HERBERT: Everything in the universe, yes, a comfortable sort of view.

MISHLOVE: You mentioned three things that Einstein objected to; then there must be one more.

HERBERT: Well, the third thing is this interconnectedness. Einstein said the world cannot be like this, because this interconnectedness goes faster than light. With this quantum interconnectedness, two objects could come together, meet, and then each go into the universe, and they would still be connected. Instantaneously one would know what the fate of the other one was. Einstein said, now that can never be; that's like voodoo -- in fact, he used the word -- it's like telepathy, he said; he said it's spooky, it's ghostlike. Almost his last words in his biography were, "On this I absolutely stand firm. The world is not like this." He died in '55, and ten years later Bell showed that the world must be like this. It's kind of ironic. Bell himself said, "My theorem answers some of Einstein's questions in a way that Einstein would have liked the least."

MISHLOVE: And Einstein created a very strange picture of the universe as it is, almost time travel, in his theory of relativity.

HERBERT: Yes, but even Einstein's mind wouldn't go this far, to accept these instant connections, which now we believe really must exist in the universe.

MISHLOVE: The notion of instant connections almost implies that space itself is an illusion.

HERBERT: Yes, that distance is an illusion.

MISHLOVE: That distance is an illusion -- that you and I and our viewers and the chair are all somehow intimately connected with the most distant part of the galaxy.

HERBERT: Yes, that we're all in one place, that there aren't any places.

MISHLOVE: And the notion the mystics sometimes say, that you and I, we're not really separate individuals, but at a deeper level we're like fingers; we're all connected. Or we're like islands connected. There's that sense of connectedness as well. . .

MISHLOVE: Well, you mentioned earlier that you believe quantum physics is at the basis of consciousness. I wonder if you would come back to that point and elaborate on it.

HERBERT: Yes. Right now there are two main approaches to consciousness, I believe. They are studying the brain, looking at how the brain does it -- the one machine in the world that we know is conscious for sure -- and then trying to simulate cognitive things on computers. I think this is where the smart money is placed these days. I think these are a good place to do research.

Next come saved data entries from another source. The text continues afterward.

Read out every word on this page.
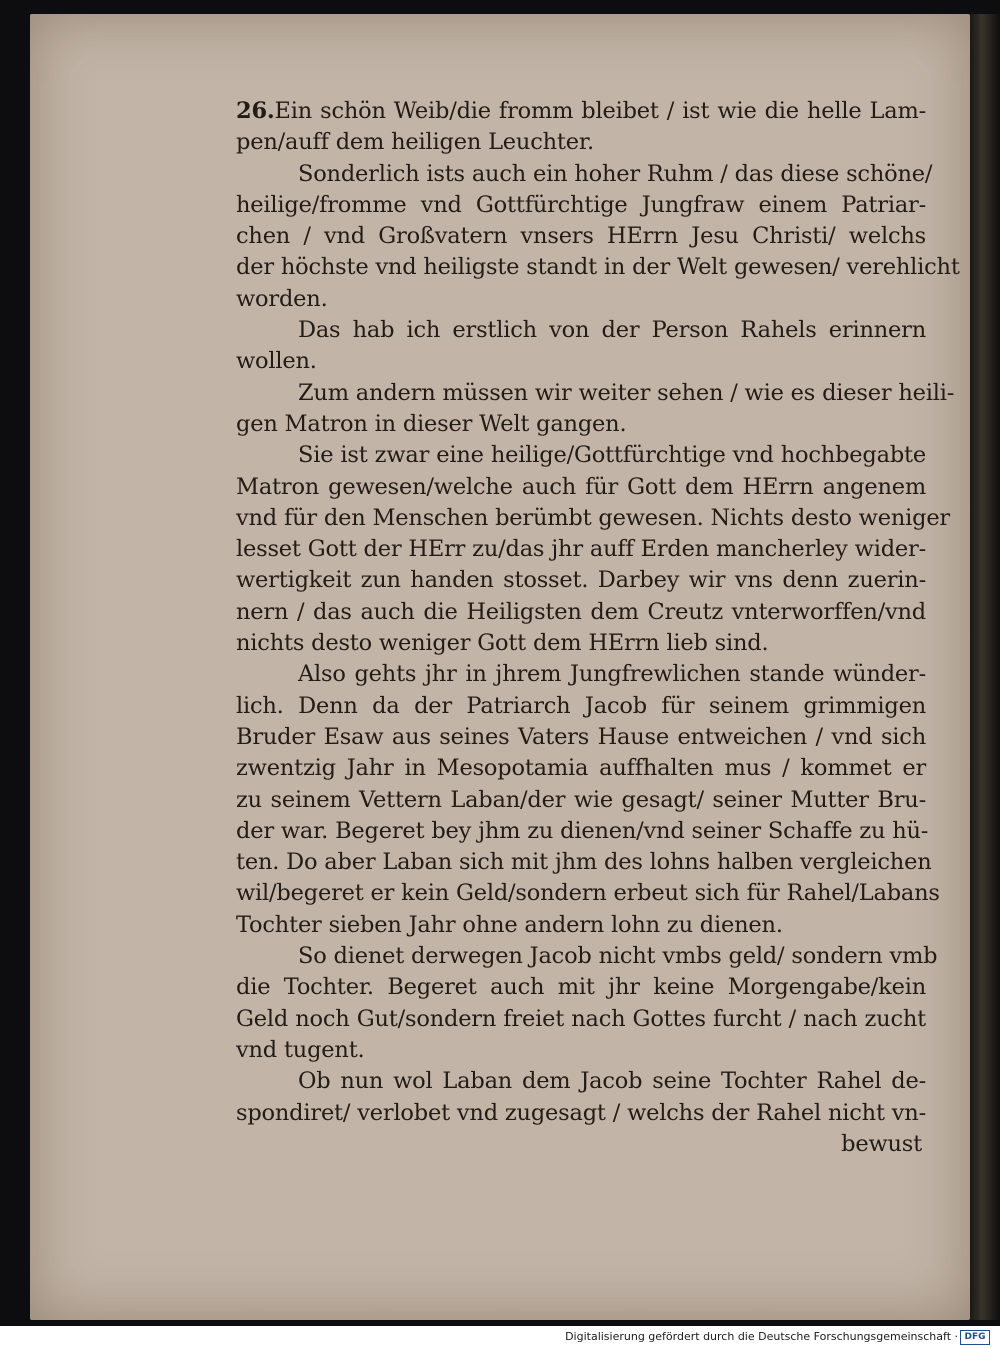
26.Ein schön Weib/die fromm bleibet / ist wie die helle Lam-
pen/auff dem heiligen Leuchter.
Sonderlich ists auch ein hoher Ruhm / das diese schöne/
heilige/fromme vnd Gottfürchtige Jungfraw einem Patriar-
chen / vnd Großvatern vnsers HErrn Jesu Christi/ welchs
der höchste vnd heiligste standt in der Welt gewesen/ verehlicht
worden.
Das hab ich erstlich von der Person Rahels erinnern
wollen.
Zum andern müssen wir weiter sehen / wie es dieser heili-
gen Matron in dieser Welt gangen.
Sie ist zwar eine heilige/Gottfürchtige vnd hochbegabte
Matron gewesen/welche auch für Gott dem HErrn angenem
vnd für den Menschen berümbt gewesen. Nichts desto weniger
lesset Gott der HErr zu/das jhr auff Erden mancherley wider-
wertigkeit zun handen stosset. Darbey wir vns denn zuerin-
nern / das auch die Heiligsten dem Creutz vnterworffen/vnd
nichts desto weniger Gott dem HErrn lieb sind.
Also gehts jhr in jhrem Jungfrewlichen stande wünder-
lich. Denn da der Patriarch Jacob für seinem grimmigen
Bruder Esaw aus seines Vaters Hause entweichen / vnd sich
zwentzig Jahr in Mesopotamia auffhalten mus / kommet er
zu seinem Vettern Laban/der wie gesagt/ seiner Mutter Bru-
der war. Begeret bey jhm zu dienen/vnd seiner Schaffe zu hü-
ten. Do aber Laban sich mit jhm des lohns halben vergleichen
wil/begeret er kein Geld/sondern erbeut sich für Rahel/Labans
Tochter sieben Jahr ohne andern lohn zu dienen.
So dienet derwegen Jacob nicht vmbs geld/ sondern vmb
die Tochter. Begeret auch mit jhr keine Morgengabe/kein
Geld noch Gut/sondern freiet nach Gottes furcht / nach zucht
vnd tugent.
Ob nun wol Laban dem Jacob seine Tochter Rahel de-
spondiret/ verlobet vnd zugesagt / welchs der Rahel nicht vn-
bewust
Digitalisierung gefördert durch die Deutsche Forschungsgemeinschaft · DFG
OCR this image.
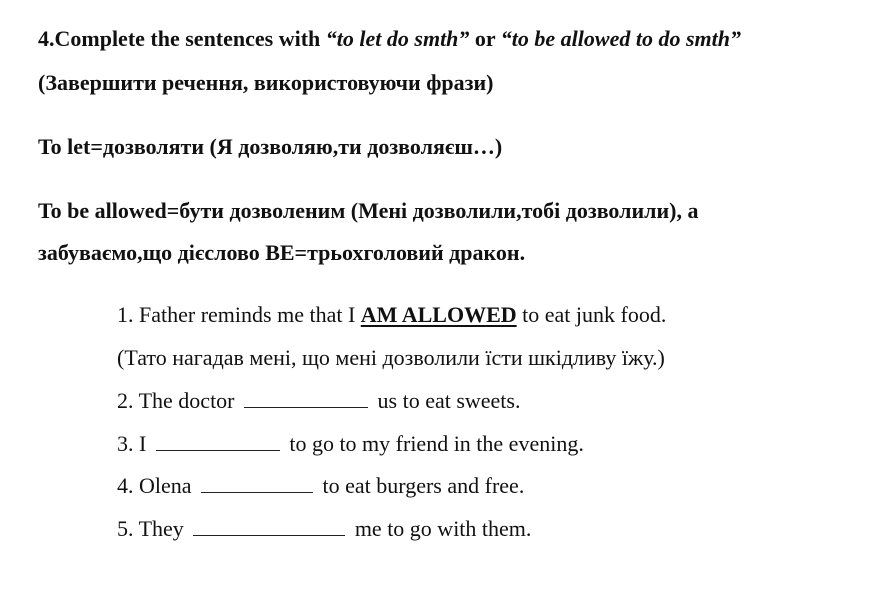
4.Complete the sentences with “to let do smth” or “to be allowed to do smth”
(Завершити речення, використовуючи фрази)
To let=дозволяти (Я дозволяю,ти дозволяєш…)
To be allowed=бути дозволеним (Мені дозволили,тобі дозволили), а
забуваємо,що дієслово BE=трьохголовий дракон.
1. Father reminds me that I AM ALLOWED to eat junk food.
(Тато нагадав мені, що мені дозволили їсти шкідливу їжу.)
2. The doctor	us to eat sweets.
3. I	to go to my friend in the evening.
4. Olena	to eat burgers and free.
5. They	me to go with them.
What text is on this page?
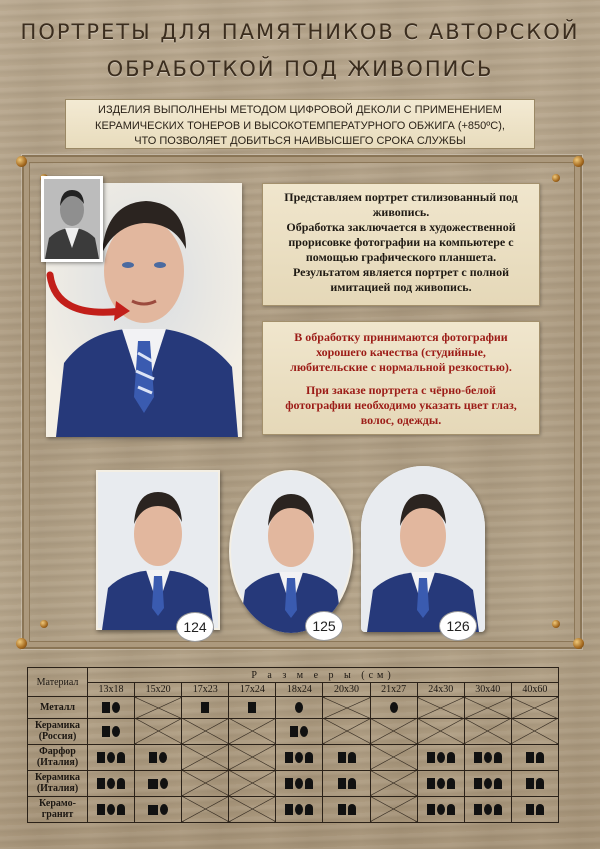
ПОРТРЕТЫ ДЛЯ ПАМЯТНИКОВ С АВТОРСКОЙ
ОБРАБОТКОЙ ПОД ЖИВОПИСЬ
ИЗДЕЛИЯ ВЫПОЛНЕНЫ МЕТОДОМ ЦИФРОВОЙ ДЕКОЛИ С ПРИМЕНЕНИЕМ
КЕРАМИЧЕСКИХ ТОНЕРОВ И ВЫСОКОТЕМПЕРАТУРНОГО ОБЖИГА (+850ºС),
ЧТО ПОЗВОЛЯЕТ ДОБИТЬСЯ НАИВЫСШЕГО СРОКА СЛУЖБЫ
Представляем портрет стилизованный под
живопись.
Обработка заключается в художественной
прорисовке фотографии на компьютере с
помощью графического планшета.
Результатом является портрет с полной
имитацией под живопись.

В обработку принимаются фотографии
хорошего качества (студийные,
любительские с нормальной резкостью).

При заказе портрета с чёрно-белой
фотографии необходимо указать цвет глаз,
волос, одежды.

124	125	126
Материал	Р а з м е р ы (см)									
	13x18	15x20	17x23	17x24	18x24	20x30	21x27	24x30	30x40	40x60
Металл										
Керамика (Россия)										
Фарфор (Италия)										
Керамика (Италия)										
Керамо-гранит										
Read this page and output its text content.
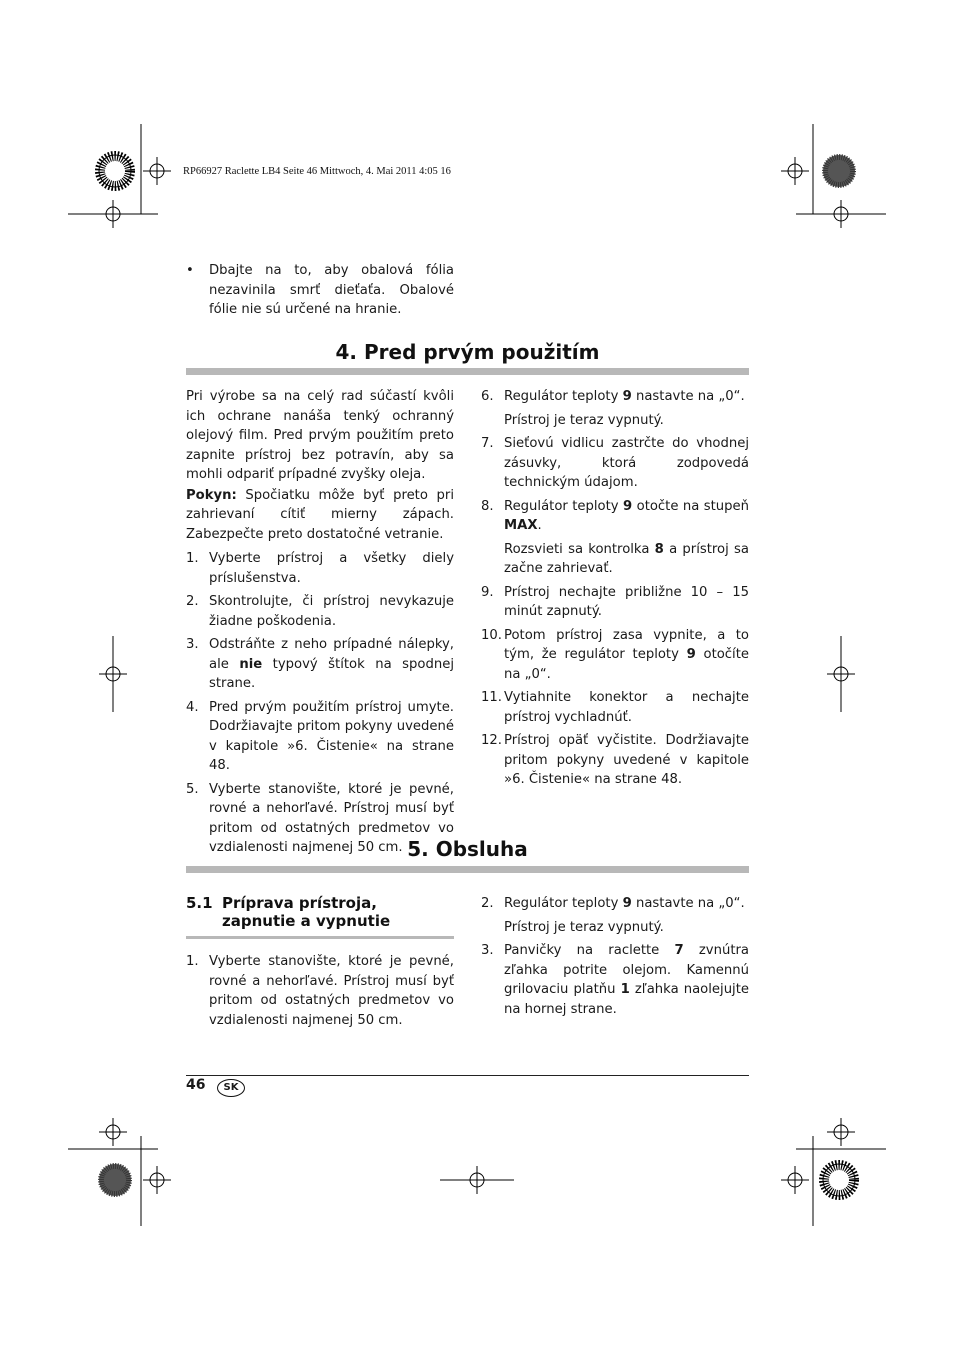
RP66927 Raclette LB4 Seite 46 Mittwoch, 4. Mai 2011 4:05 16
• Dbajte na to, aby obalová fólia nezavinila smrť dieťaťa. Obalové fólie nie sú určené na hranie.
4. Pred prvým použitím

Pri výrobe sa na celý rad súčastí kvôli ich ochrane nanáša tenký ochranný olejový film. Pred prvým použitím preto zapnite prístroj bez potravín, aby sa mohli odpariť prípadné zvyšky oleja.

Pokyn: Spočiatku môže byť preto pri zahrievaní cítiť mierny zápach. Zabezpečte preto dostatočné vetranie.

1. Vyberte prístroj a všetky diely príslušenstva.
2. Skontrolujte, či prístroj nevykazuje žiadne poškodenia.
3. Odstráňte z neho prípadné nálepky, ale nie typový štítok na spodnej strane.
4. Pred prvým použitím prístroj umyte. Dodržiavajte pritom pokyny uvedené v kapitole »6. Čistenie« na strane 48.
5. Vyberte stanovište, ktoré je pevné, rovné a nehorľavé. Prístroj musí byť pritom od ostatných predmetov vo vzdialenosti najmenej 50 cm.
6. Regulátor teploty 9 nastavte na „0“.
Prístroj je teraz vypnutý.
7. Sieťovú vidlicu zastrčte do vhodnej zásuvky, ktorá zodpovedá technickým údajom.
8. Regulátor teploty 9 otočte na stupeň MAX.
Rozsvieti sa kontrolka 8 a prístroj sa začne zahrievať.
9. Prístroj nechajte približne 10 – 15 minút zapnutý.
10. Potom prístroj zasa vypnite, a to tým, že regulátor teploty 9 otočíte na „0“.
11. Vytiahnite konektor a nechajte prístroj vychladnúť.
12. Prístroj opäť vyčistite. Dodržiavajte pritom pokyny uvedené v kapitole »6. Čistenie« na strane 48.
5. Obsluha
5.1 Príprava prístroja, zapnutie a vypnutie
1. Vyberte stanovište, ktoré je pevné, rovné a nehorľavé. Prístroj musí byť pritom od ostatných predmetov vo vzdialenosti najmenej 50 cm.
2. Regulátor teploty 9 nastavte na „0“.
Prístroj je teraz vypnutý.
3. Panvičky na raclette 7 zvnútra zľahka potrite olejom. Kamennú grilovaciu platňu 1 zľahka naolejujte na hornej strane.
46	SK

MISHLOVE: Trying to simulate brain functioning on the computer.

HERBERT: On computers, and looking at brains. And I think we learn a lot about brains and computers there, but not very much about consciousness.


Book Surgeon said...

I read the entire interview and something struck me as very interesting. Herbert talks about concsiousness as being vastly less powerful in terms of bit processing than the brain, something like 2 to 4 bits versus the 1012 bits the brain processes. He makes the point that consciousness seems to exert tremendous influence given that it is so low-powered.

This makes me wonder, how can consciousness be based solely in the brain when it is such a weak effect in computing terms? I understand that Herbert was comparing the brain's ability to receive vast amounts of information and process much of it unconsciously, but does it make sense that the control device of such a powerful computer would be so weak? Or is it that consciousness is not entirely based in the brain?

Very interesting. It appears the realms of frontier physics and consciousness studies are converging.

karan said...

Quantum physics has always facinated me, you're nothing or your the sole frame of reference, am I actually writing this comment or am I just lost in the illusion that I am, if its an illusion for me why is it the same for someone in the next room, is it because of the interconnectedness?